Other Swedish Telecom Companies
- Telia Company — Sweden's largest telecoms operator, formerly the state-owned Swedish Telecom (Televerket), privatised in 1993. Telia provides mobile, broadband, and TV services across the Nordic and Baltic regions.
- Tre (3) — Mobile operator owned by CK Hutchison, significant presence in the Swedish mobile market.
- Telenor Sweden — Norwegian-owned mobile operator.
- Tele2 — Founded by Jan Stenbeck in 1993 as a challenger to the Telia monopoly, Tele2 operates across Sweden and the Baltics.
The 5G Era
Sweden has been at the forefront of 5G deployment, with Ericsson's home market serving as a showcase for the technology. The Swedish spectrum auction for 5G frequencies took place in 2021 (notably excluding Huawei from participation, following a decision by the Swedish Post and Telecom Authority).
5G deployment in Sweden is focused on:
- Urban high-speed mobile broadband (Stockholm, Gothenburg, Malmö)
- Industrial applications (smart factories, mining automation — LKAB uses Ericsson 5G networks underground in Kiruna)
- Fixed wireless access (replacing fibre in rural areas)
- IoT and connected devices
Ericsson's vision extends beyond 5G to 6G, with research already underway at the company's facilities in Stockholm and Lund, in collaboration with Swedish universities including KTH and Lund University.
Economic Impact
The telecommunications sector, broadly defined, contributes approximately 6% of Swedish GDP when including equipment manufacturing, network services, software, and digital services.

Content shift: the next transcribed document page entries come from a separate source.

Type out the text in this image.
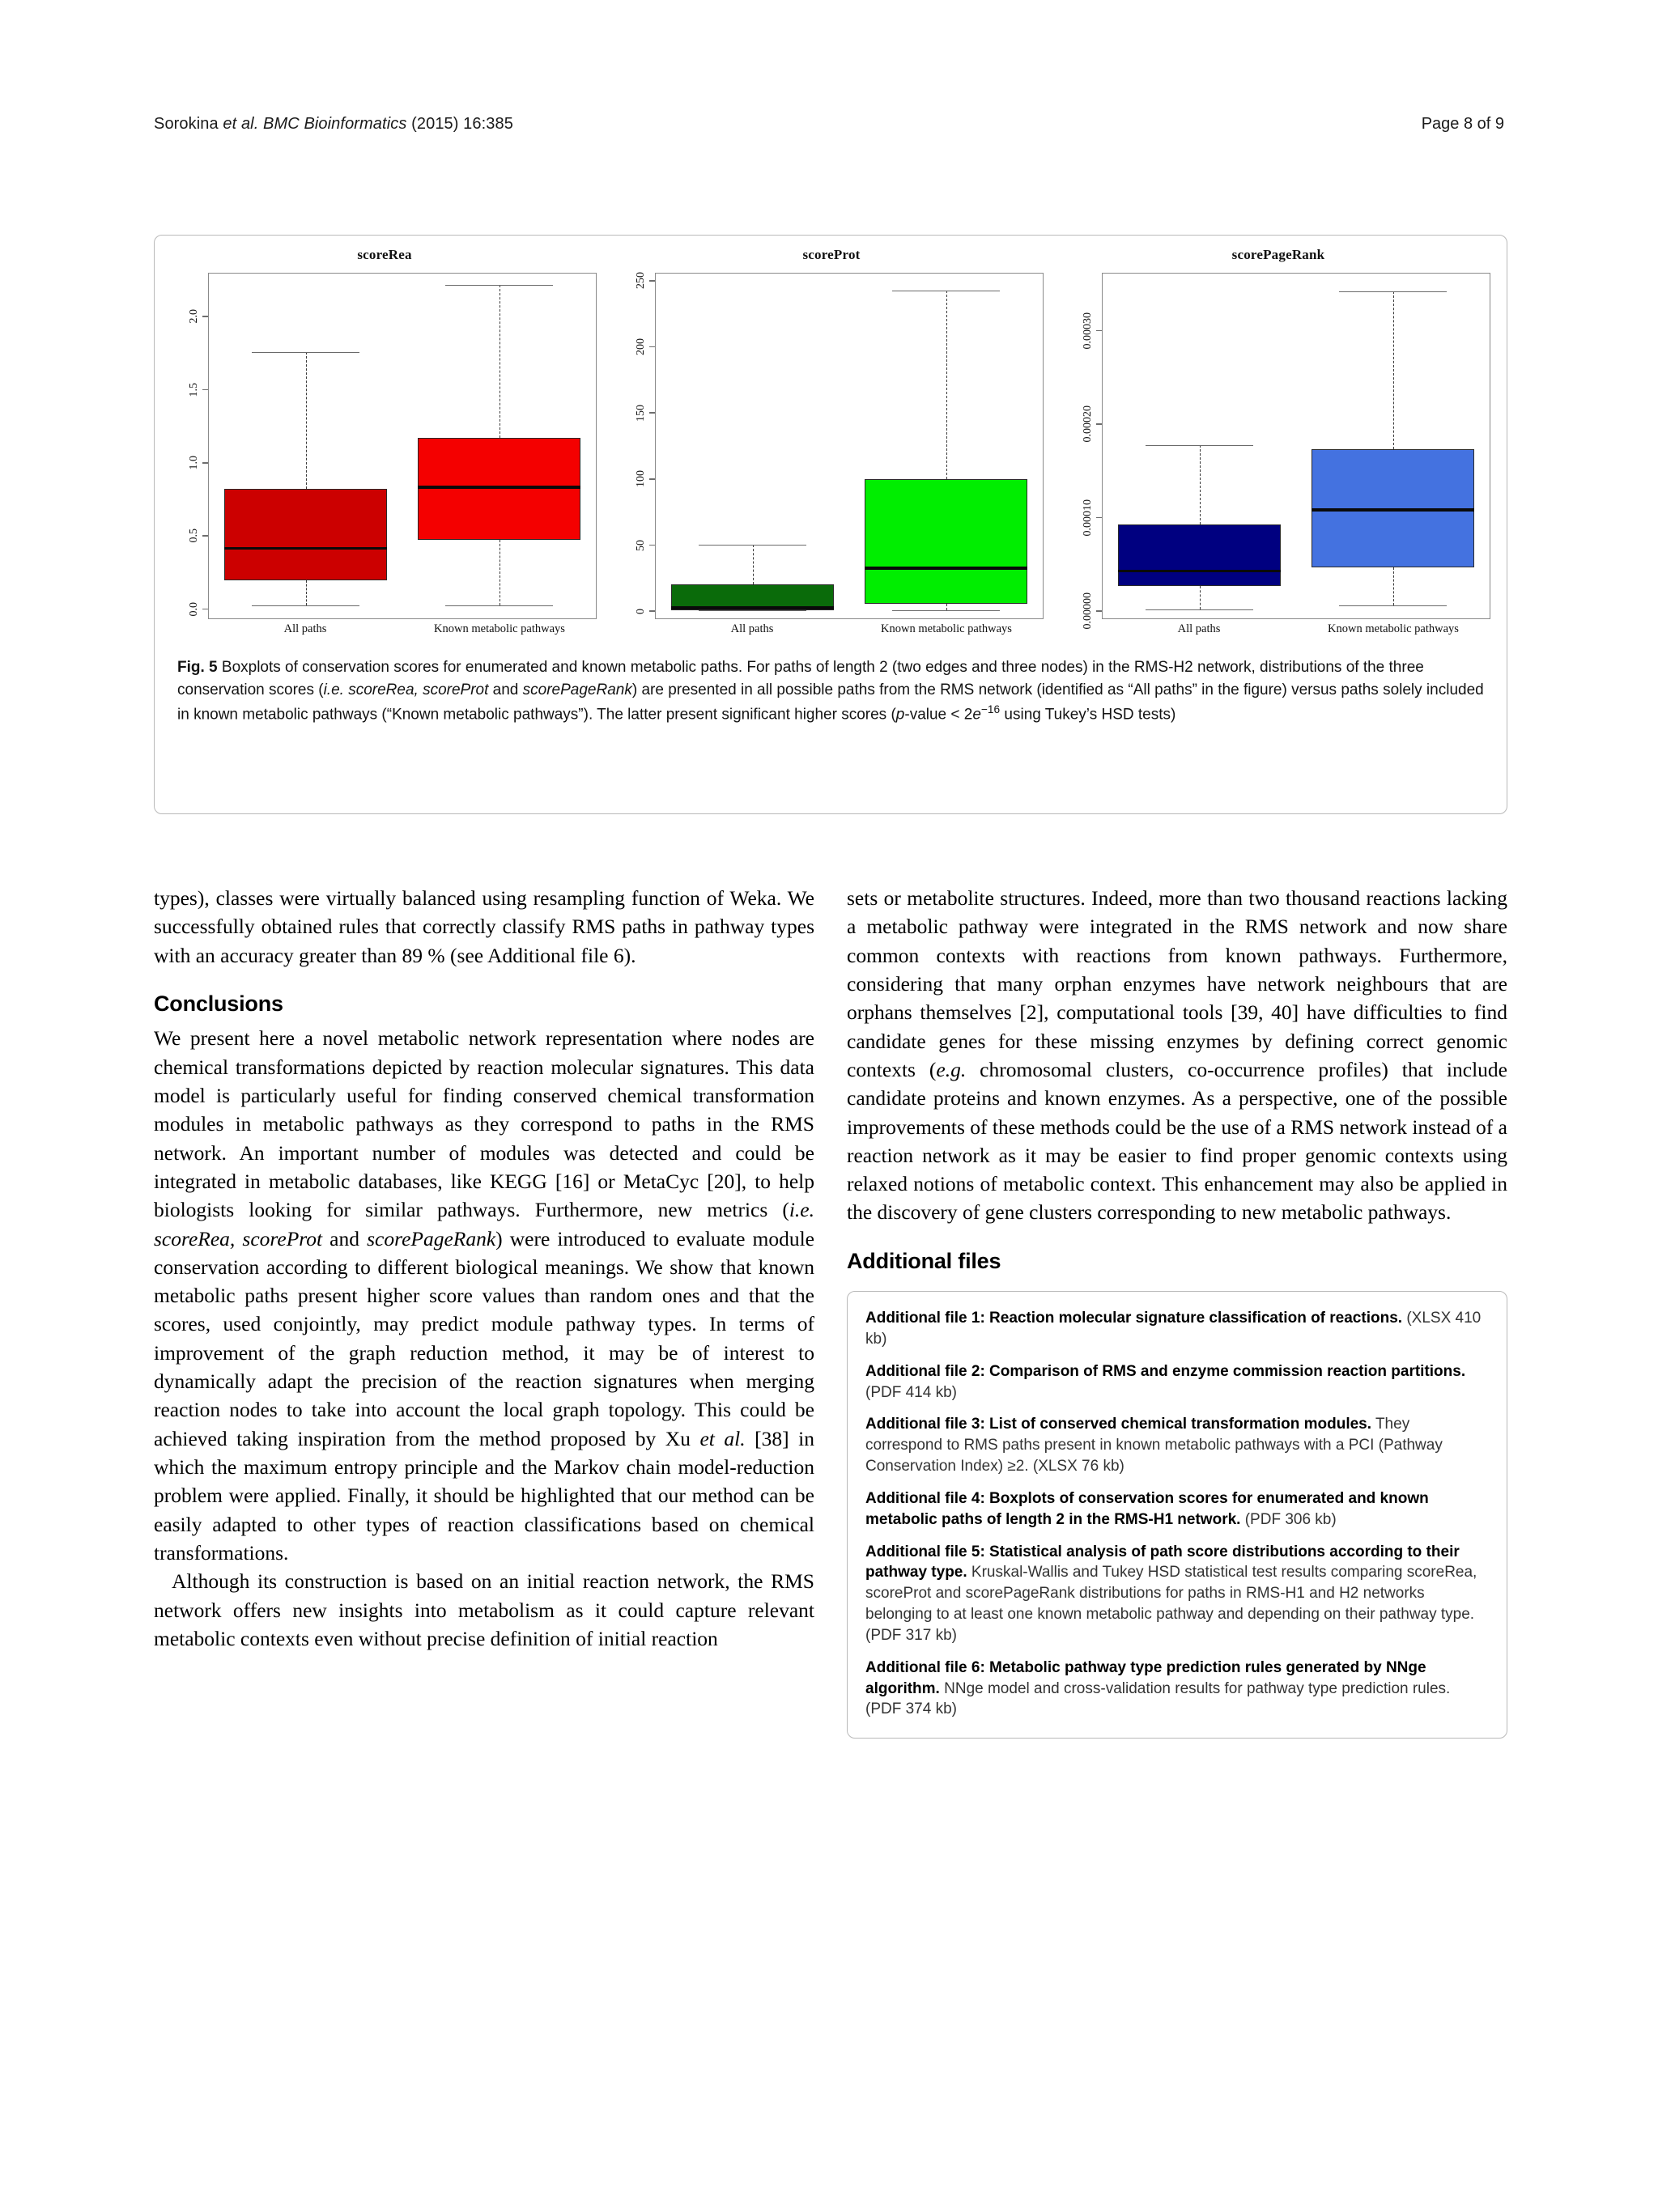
Sorokina et al. BMC Bioinformatics (2015) 16:385	Page 8 of 9
scoreRea
0.0
0.5
1.0
1.5
2.0
All paths	Known metabolic pathways
scoreProt
0
50
100
150
200
250
All paths	Known metabolic pathways
scorePageRank
0.00000
0.00010
0.00020
0.00030
All paths	Known metabolic pathways
Fig. 5 Boxplots of conservation scores for enumerated and known metabolic paths. For paths of length 2 (two edges and three nodes) in the RMS-H2 network, distributions of the three conservation scores (i.e. scoreRea, scoreProt and scorePageRank) are presented in all possible paths from the RMS network (identified as “All paths” in the figure) versus paths solely included in known metabolic pathways (“Known metabolic pathways”). The latter present significant higher scores (p-value < $2e^{-16}$ using Tukey’s HSD tests)

types), classes were virtually balanced using resampling function of Weka. We successfully obtained rules that correctly classify RMS paths in pathway types with an accuracy greater than 89 % (see Additional file 6).

Conclusions

We present here a novel metabolic network representation where nodes are chemical transformations depicted by reaction molecular signatures. This data model is particularly useful for finding conserved chemical transformation modules in metabolic pathways as they correspond to paths in the RMS network. An important number of modules was detected and could be integrated in metabolic databases, like KEGG [16] or MetaCyc [20], to help biologists looking for similar pathways. Furthermore, new metrics (i.e. scoreRea, scoreProt and scorePageRank) were introduced to evaluate module conservation according to different biological meanings. We show that known metabolic paths present higher score values than random ones and that the scores, used conjointly, may predict module pathway types. In terms of improvement of the graph reduction method, it may be of interest to dynamically adapt the precision of the reaction signatures when merging reaction nodes to take into account the local graph topology. This could be achieved taking inspiration from the method proposed by Xu et al. [38] in which the maximum entropy principle and the Markov chain model-reduction problem were applied. Finally, it should be highlighted that our method can be easily adapted to other types of reaction classifications based on chemical transformations.

Although its construction is based on an initial reaction network, the RMS network offers new insights into metabolism as it could capture relevant metabolic contexts even without precise definition of initial reaction

sets or metabolite structures. Indeed, more than two thousand reactions lacking a metabolic pathway were integrated in the RMS network and now share common contexts with reactions from known pathways. Furthermore, considering that many orphan enzymes have network neighbours that are orphans themselves [2], computational tools [39, 40] have difficulties to find candidate genes for these missing enzymes by defining correct genomic contexts (e.g. chromosomal clusters, co-occurrence profiles) that include candidate proteins and known enzymes. As a perspective, one of the possible improvements of these methods could be the use of a RMS network instead of a reaction network as it may be easier to find proper genomic contexts using relaxed notions of metabolic context. This enhancement may also be applied in the discovery of gene clusters corresponding to new metabolic pathways.

Additional files
Additional file 1: Reaction molecular signature classification of reactions. (XLSX 410 kb)
Additional file 2: Comparison of RMS and enzyme commission reaction partitions. (PDF 414 kb)
Additional file 3: List of conserved chemical transformation modules. They correspond to RMS paths present in known metabolic pathways with a PCI (Pathway Conservation Index) ≥2. (XLSX 76 kb)
Additional file 4: Boxplots of conservation scores for enumerated and known metabolic paths of length 2 in the RMS-H1 network. (PDF 306 kb)
Additional file 5: Statistical analysis of path score distributions according to their pathway type. Kruskal-Wallis and Tukey HSD statistical test results comparing scoreRea, scoreProt and scorePageRank distributions for paths in RMS-H1 and H2 networks belonging to at least one known metabolic pathway and depending on their pathway type. (PDF 317 kb)
Additional file 6: Metabolic pathway type prediction rules generated by NNge algorithm. NNge model and cross-validation results for pathway type prediction rules. (PDF 374 kb)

Ericsson alone accounts for a significant share of Sweden's technology exports and is one of the country's largest private-sector R&D investors, spending approximately SEK 45 billion per year on research and development.
The sector is also a major employer of engineers and software developers, competing for talent with Sweden's thriving startup ecosystem. The concentration of telecom expertise in Stockholm and the university towns of Lund and Linköping has created deep talent pools that benefit the broader Swedish tech industry.
Stockholm City Guide — Explore the city where Ericsson was born and Swedish telecom innovation continues to thrive.
Looking Ahead
The future of Swedish telecommunications lies in the convergence of connectivity, computing, and artificial intelligence. Ericsson is positioning itself not just as a network equipment vendor but as a platform company — enabling enterprises to build applications on top of 5G and future 6G networks.
The company's "network as a platform" strategy, combined with Sweden's digital infrastructure leadership and world-class research institutions, suggests that the country's 150-year legacy of telecommunications innovation has considerable runway ahead.